Ritipata, Palomani Grande, Palomani Tranca Central, and other ascents. John Biggar again visited the remote Peruvian Apolobamba, and as in 2002, the climbers traveled via Puno to the 4,700m mining village of Ananea. Base camp was again established by the shores of the beautiful Laguna Callumachaya, from where the whole team (Linda and John Biggar, Paul Cherry, Mark and Lizzy Hylton, Ken Pritchard, and Andy Rendel) first climbed the 300m Callumachaya Buttress to a spectacular high camp on the edge of the glacier at ca 5,000m. This route, which included two long ice pitches at Scottish II/III and some easy rock climbing, was certainly new, as 10 years ago the buttress was under the glacier. On August 6 all climbers made an ascent of Ritipata Oeste (ca 5,380m) by a west-to-east traverse. John Biggar, Cherry, Pritchard, and Rendel then climbed the easy Southwest Ridge of Ritipata (5,410m). This is a different Ritipata from the one marked on the Italian map drawn after the 1958 expedition, which was the first to visit this area. It is therefore felt that both peaks were previously unclimbed.
The team had hoped to tackle the unclimbed 500m-high east face of Callijon. However, this proved beyond the time and energy resources of the party. Instead they turned to the unclimbed south face of Palomani Grande (5,723m), a peak that rumor has it had first been climbed in the 1920s by a Captain in the Bolivian Army (and was certainly climbed by Italians in 1958). Leaving a camp in the Quebrada Palomani on the 11th, both Biggars, Cherry, Pritchard, and Rendel ascended the glacier to the southwest of the peak and reached a basin beneath the south face. From there a steep snow rib at PD led to the top. On the 12th John Biggar and Rendel set off from the same camp and later in the day reached the summit of Palomani Tranca Central (5,600m, AD). They traversed over a lower west summit (ca 5,450m), on which they found several little shrines.

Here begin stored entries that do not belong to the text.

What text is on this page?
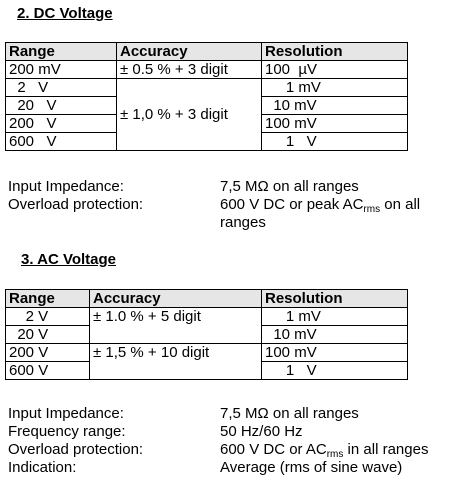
2. DC Voltage
Range	Accuracy	Resolution
200 mV	± 0.5 % + 3 digit	100  µV
2   V	± 1,0 % + 3 digit	1 mV
20   V		10 mV
200   V		100 mV
600   V		1   V
Input Impedance:	7,5 MΩ on all ranges
Overload protection:	600 V DC or peak $AC_{rms}$ on all
ranges
3. AC Voltage
Range	Accuracy	Resolution
2 V	± 1.0 % + 5 digit	1 mV
20 V		10 mV
200 V	± 1,5 % + 10 digit	100 mV
600 V		1   V
Input Impedance:	7,5 MΩ on all ranges
Frequency range:	50 Hz/60 Hz
Overload protection:	600 V DC or $AC_{rms}$ in all ranges
Indication:	Average (rms of sine wave)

Was this evidence of an Inca ascent? Palomani Tranca Central was probably a first ascent, though the higher East Peak (5,638m) was first climbed in 1985 from the north by British climbers Jim Curran and Geoff Tier. Before departing, members of the expedition also made ascents of Asnococha (ca 5,250m), Huincho (5,204m) and Palomani Norte (5,629m) via established routes. The first was known ground, as it had been climbed by John Biggar in 2002, while the last had been unsuccessfully attempted in 2002, to within 50m of the top.
As during the 2002 visit, no other westerners were seen during the two-week expedition, and the weather was equally poor. However, this time snow conditions were considerably better, allowing objectives which had been written off as too dangerous in 2002 to be successfully tackled.